Now available for purchase both on our site and on Amazon, Tummy Cradle has helped countless expectant mothers find much-needed relief from lower back pain — but the Tummy Cradle team is determined to help in more ways than one. Our Facebook page features content ranging from informative to entertaining, our Instagram gets women excited to become mothers, and our blog is the best way for the Tummy Cradle team to communicate with Tummy Cradle fans.
In the spirit of helping pregnant women in any way we can, Dr. Solari and Dr. Lane sat down to answer a few of your most burning questions, relating to pregnancy, chiropractics and, of course, Tummy Cradle.
Why do women experience back pain while pregnant?
Dr. Lane: As the stomach grows, there is more front-facing weight on the body, which puts a woman’s center of gravity way over her usual base. Her body is working overtime just to stay upright, compressing the joints at the bottom of the spine.
Additionally, a pregnant body produces the hormone relaxin, which loosens the supportive ligaments in joints so the body can grow in size — this, of course, makes the joints less stable than they were before pregnancy.
All of these factors create an environment prone to lower back pain.
At what stage of pregnancy does back pain start becoming noticeable?
Dr. Lane: It’s different for everyone, of course. Most pregnant women start experiencing back pain in the second trimester, typically between 18 and 20 weeks along. Some women have experienced issues in a previous pregnancy, so they start visiting a chiropractor when they’re not as far along. It all just depends on the individual.
How often would you say you treat pregnant women as a chiropractor?
Dr. Lane: Back pain is a common problem among pregnant women, and I have several pregnant patients coming to me every month.
What did the design process for Tummy Cradle look like?
Dr. Lane: We went through four versions of the Tummy Cradle. The first version only had a hole for the belly and the face — but after we spoke to pregnant women who tested it, we added the chest opening. The early nozzle was difficult to use, so we updated it between versions three and four so pregnant women could blow the Tummy Cradle up without so much effort.
We also tested several sizes and shapes to make it comfortable for a majority of women.
Dr.

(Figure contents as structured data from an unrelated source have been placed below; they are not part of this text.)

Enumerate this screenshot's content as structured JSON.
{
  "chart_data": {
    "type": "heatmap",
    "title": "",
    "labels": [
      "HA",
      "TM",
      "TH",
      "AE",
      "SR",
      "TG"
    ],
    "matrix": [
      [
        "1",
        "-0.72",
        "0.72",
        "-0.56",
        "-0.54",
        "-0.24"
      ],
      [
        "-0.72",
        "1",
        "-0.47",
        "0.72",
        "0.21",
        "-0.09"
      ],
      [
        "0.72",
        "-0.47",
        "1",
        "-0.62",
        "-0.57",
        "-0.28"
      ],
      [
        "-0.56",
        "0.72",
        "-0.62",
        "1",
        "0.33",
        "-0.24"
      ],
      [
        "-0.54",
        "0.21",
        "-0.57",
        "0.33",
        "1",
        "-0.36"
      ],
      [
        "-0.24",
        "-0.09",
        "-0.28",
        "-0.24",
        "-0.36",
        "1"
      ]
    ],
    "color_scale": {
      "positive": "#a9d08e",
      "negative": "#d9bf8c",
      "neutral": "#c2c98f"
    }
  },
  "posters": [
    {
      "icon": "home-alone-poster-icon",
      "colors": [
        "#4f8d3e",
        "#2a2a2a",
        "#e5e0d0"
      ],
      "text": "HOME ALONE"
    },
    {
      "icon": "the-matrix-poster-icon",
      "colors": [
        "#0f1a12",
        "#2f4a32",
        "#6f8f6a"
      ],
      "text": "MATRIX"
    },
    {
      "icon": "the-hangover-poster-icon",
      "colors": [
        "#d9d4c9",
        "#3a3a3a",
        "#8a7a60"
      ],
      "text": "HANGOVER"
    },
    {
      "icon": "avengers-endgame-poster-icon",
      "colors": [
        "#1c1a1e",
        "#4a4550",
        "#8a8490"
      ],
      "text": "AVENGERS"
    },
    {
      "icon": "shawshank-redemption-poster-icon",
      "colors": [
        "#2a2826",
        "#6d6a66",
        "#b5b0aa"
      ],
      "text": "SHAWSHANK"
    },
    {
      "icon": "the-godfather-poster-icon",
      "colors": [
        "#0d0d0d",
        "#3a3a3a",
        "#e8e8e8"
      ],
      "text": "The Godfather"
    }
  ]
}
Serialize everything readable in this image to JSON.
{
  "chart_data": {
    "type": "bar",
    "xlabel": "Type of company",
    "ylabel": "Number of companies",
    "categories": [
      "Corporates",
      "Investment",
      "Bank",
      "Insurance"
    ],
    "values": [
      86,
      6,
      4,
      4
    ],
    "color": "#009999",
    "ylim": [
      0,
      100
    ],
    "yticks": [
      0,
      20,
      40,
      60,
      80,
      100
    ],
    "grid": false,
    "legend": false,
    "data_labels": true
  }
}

Solari: We purposefully left out the leg decline in the Tummy Cradle design so pregnant women could assume a more neutral, natural position, with their pelvis at an angle that works best for them. This takes off the most lumbar pressure.
How would you recommend using Tummy Cradle?
Dr. Lane: I wouldn’t recommend it for an extensive period of time, but it’s great for instant relief.
Dr. Solari: Tummy Cradle is great for naps and relaxing. We naturally twist and turn in our sleep — since the Tummy Cradle limits your ability to shift positions, we wouldn’t recommend it as an overnight solution.
What is your recommendation for back pain during pregnancy in addition to Tummy Cradle?
Dr. Solari: Find a chiropractor in your area for a more personal assessment. Some women are uncomfortable with prenatal massage, but it’s often an excellent source of relief, too.